In this scenario, Mr. Pop U. Larity proudly perceives himself (albeit subconsciously) as a generous and social person. Although he was already aware that his spending was an issue and he had been considering the need to make a change, his advisor's “pro-change” stance threatened his identity and put him in a position of defending all the reasons this was unfair or undesirable. In fact, it has led Mr. Larity to focus on ways he could get around these restrictive rules or hide his spending from his financial planner. Unintentionally, the financial planner took on a parental-type role, and Mr. Larity, the rebellious teenager fighting for autonomy.

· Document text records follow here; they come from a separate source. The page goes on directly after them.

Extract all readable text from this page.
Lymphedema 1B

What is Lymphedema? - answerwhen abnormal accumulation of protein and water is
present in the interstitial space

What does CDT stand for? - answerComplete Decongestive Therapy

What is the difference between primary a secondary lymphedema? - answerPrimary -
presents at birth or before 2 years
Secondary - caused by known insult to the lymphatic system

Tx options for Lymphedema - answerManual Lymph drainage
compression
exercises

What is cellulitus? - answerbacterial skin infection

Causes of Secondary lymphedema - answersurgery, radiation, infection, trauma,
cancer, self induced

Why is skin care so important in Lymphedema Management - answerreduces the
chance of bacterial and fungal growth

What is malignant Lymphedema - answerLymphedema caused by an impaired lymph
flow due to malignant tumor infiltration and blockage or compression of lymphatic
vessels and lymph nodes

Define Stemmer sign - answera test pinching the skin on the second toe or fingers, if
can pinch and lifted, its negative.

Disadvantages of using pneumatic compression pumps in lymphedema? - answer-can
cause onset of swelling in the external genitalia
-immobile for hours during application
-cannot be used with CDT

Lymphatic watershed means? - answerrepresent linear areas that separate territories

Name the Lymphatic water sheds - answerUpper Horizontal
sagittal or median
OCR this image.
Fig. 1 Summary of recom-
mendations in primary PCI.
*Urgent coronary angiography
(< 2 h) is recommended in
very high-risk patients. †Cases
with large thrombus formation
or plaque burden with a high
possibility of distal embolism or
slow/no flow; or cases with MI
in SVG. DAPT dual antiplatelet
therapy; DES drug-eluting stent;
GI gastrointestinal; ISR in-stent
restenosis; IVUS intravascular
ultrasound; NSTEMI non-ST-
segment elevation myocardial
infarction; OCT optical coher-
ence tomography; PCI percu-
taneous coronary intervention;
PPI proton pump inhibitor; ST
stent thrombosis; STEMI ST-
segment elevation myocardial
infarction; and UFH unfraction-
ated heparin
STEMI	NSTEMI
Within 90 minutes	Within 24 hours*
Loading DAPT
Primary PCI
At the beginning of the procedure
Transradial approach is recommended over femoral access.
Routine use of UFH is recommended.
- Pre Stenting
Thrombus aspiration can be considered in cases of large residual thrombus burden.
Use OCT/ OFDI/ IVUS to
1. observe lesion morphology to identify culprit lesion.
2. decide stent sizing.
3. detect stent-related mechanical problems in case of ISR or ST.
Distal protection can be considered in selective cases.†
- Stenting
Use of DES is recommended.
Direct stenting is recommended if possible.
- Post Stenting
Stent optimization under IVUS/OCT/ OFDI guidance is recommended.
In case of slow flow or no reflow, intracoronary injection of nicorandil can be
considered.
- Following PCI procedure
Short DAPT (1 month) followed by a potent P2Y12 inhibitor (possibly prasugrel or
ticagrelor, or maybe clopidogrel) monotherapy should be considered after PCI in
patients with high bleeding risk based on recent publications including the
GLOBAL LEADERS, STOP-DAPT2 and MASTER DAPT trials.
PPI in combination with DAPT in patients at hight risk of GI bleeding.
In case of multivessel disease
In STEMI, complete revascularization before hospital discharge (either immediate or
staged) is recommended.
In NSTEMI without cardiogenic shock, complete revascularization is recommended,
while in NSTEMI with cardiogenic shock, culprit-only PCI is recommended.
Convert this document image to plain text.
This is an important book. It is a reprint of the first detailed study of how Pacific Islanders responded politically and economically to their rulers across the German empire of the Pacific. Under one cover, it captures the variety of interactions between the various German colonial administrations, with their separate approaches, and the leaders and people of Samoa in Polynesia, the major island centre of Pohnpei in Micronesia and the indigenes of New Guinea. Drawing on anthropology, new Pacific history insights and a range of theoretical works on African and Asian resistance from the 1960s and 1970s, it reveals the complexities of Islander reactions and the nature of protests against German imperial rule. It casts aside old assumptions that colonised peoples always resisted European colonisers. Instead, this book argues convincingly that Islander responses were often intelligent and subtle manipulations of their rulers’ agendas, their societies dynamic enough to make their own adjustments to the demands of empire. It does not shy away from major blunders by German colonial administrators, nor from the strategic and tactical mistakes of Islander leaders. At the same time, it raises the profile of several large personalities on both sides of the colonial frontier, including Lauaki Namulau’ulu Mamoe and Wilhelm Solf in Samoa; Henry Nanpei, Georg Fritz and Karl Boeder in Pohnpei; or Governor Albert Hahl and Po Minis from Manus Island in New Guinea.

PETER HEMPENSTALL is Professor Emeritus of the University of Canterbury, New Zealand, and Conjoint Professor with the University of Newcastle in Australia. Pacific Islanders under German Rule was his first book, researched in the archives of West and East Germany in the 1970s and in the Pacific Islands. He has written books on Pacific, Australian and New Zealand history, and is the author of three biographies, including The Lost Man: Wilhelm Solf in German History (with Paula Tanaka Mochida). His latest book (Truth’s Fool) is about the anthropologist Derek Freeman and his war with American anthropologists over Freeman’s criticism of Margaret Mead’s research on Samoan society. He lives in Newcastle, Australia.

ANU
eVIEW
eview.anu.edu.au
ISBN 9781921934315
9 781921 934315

The “Motivational Interviewing” model introduces a far more effective method for building the client’s motivation and conviction to make change. It involves facilitating a conversation that leads the client to identify and vocalize their own reasons and benefits for making change.  In other words, asking questions that invoke “pro-change” answers. “Now that we’ve run our analysis on your current financial circumstances, built the projections for your retirement, and identified a discrepancy, do you have any ideas for modifications you could make to either the retirement vision and plans or to your current cash flow allocation that would help close the gap? What do you see as the practical and financial benefits of making those modifications?  Also, what would the emotional benefits be of these modifications?”

In addition, the advisor can help bring the subconscious emotional and identity-related obstacles to the conscious level to be examined. In most cases, with some thoughtful exploration, alternative ways of expressing one’s identity or creating an emotional benefit can be established. “You don’t seem thrilled about the idea of giving up the weekly outings in which you treat your friends to dinner, which is understandable! They sound fun! What do you enjoy most about those outings? Which of your core values are reflected in those outings? Can we think of alternative ways to express those same core values or enjoy the same emotional outcomes?”

In situations like this, shifting your role as an “advice giver” to one of a “thinking partner” can prevent the relationship from falling into a parent/child dynamic and maintain the client’s sense of autonomy. By examining and modifying how you approach the situation, you can increase the client's commitment to the plan, conviction to follow through, and strength of the planner/client relationship. I’d say learning more about effective communication is well worth an investment of your time, energy, and money, wouldn’t you??